Dans ces circonstances, c'était important pour Dania.

Après la maladie de Dania, le personnel de cuisine avait pris grand soin d'elle à bien des égards.

En particulier, Hans lui faisait de délicieuses friandises. Elle se rappelait aussi qu'il prenait un soin particulier de ses beignets, se vantant de les avoir faits lui-même.

« C'est un homme trop bien pour le laisser mourir comme ça. »

Dania finit sa réflexion et retira la main de Dorothy.

« Écartez-vous. »

« Mais… »

« Ça va. »

L'étrange mélange de force dans ses mots fit que Dorothy desserra les mains inconsciemment.

Dania marcha vers le serpent qui venait d'on ne sait où.

Son corps faisait la moitié de la taille de Dania, tant le serpent était grand et long.

C'était un serpent mortellement venimeux, puisqu'il avait assommé un adulte d'une seule morsure.
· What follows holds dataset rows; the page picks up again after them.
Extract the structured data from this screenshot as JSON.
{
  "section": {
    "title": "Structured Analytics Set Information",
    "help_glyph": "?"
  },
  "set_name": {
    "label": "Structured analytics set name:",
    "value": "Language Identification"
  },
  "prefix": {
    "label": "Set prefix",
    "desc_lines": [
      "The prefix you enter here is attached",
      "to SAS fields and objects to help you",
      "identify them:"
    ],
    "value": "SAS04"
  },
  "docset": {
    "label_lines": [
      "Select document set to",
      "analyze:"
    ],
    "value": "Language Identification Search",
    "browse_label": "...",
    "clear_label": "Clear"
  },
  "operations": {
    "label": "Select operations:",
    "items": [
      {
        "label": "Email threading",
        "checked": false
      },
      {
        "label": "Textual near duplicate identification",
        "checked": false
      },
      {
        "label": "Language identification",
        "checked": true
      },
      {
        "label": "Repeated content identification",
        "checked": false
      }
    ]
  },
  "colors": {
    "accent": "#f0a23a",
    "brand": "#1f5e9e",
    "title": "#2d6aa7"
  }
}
Mais pour Dania, ce serpent ne semblait pas dangereux le moins du monde.

Dania fixa intensément ses yeux jaunes brillants.

« Ce serpent, je suppose qu'elle a ses petits. »

Elle ne communiquait pas avec eux, mais Dania le savait. Le serpent avait attaqué un homme par peur de nuire à elle et à ses petits.

Le grand corps était encore menaçant, mais en réalité, c'était elle qui avait le plus peur et qui voulait juste s'enfuir. Le serpent regardait Dania, la suppliant de le laisser s'échapper.

« Je m'en occupe. »

Alors que Dania avançait, les domestiques se mirent dans un état de panique.

« Non, absolument pas. Reculez ! »

« C'est très dangereux, Mademoiselle… »

Pour les gens du manoir, Dania était une très jeune et fragile demoiselle.

Quand Dania dit qu'elle s'occuperait du serpent, ils ne pouvaient pas le permettre.

Ils savaient que si Dania, la demoiselle du Grand-Duc, se faisait mordre par un serpent, la responsabilité leur incomberait.

« Ça va. Écartez-vous. »

Dania cligna des yeux langoureusement face à de tels domestiques prudents.

Quand ses yeux roses parurent pleins d'énergie, les domestiques fléchirent. Pour une raison quelconque, ils ne pouvaient pas désobéir à la petite Dania.

Dania s'approcha du serpent pendant que tout le monde regardait.

Au moment où la tension monta à son paroxysme, comme si quelque chose allait se produire…

Une situation inattendue survint.

Le serpent cessa de siffler et s'enroula doucement. Loin d'attaquer Dania, il recula et devint docile.

Dania observa le serpent et demanda aux domestiques : « Avez-vous des paniers ? »

« Pa, panier ? Si c'est le cas… »

Il y avait un panier rempli de fruits.

Dania saisit le panier et en retira tous les fruits.

Elle le vida pour qu'il puisse contenir le grand serpent.

« Tu peux entrer là-dedans. »

Alors que Dania souriait et tendait le panier, le serpent y entra comme s'il avait compris.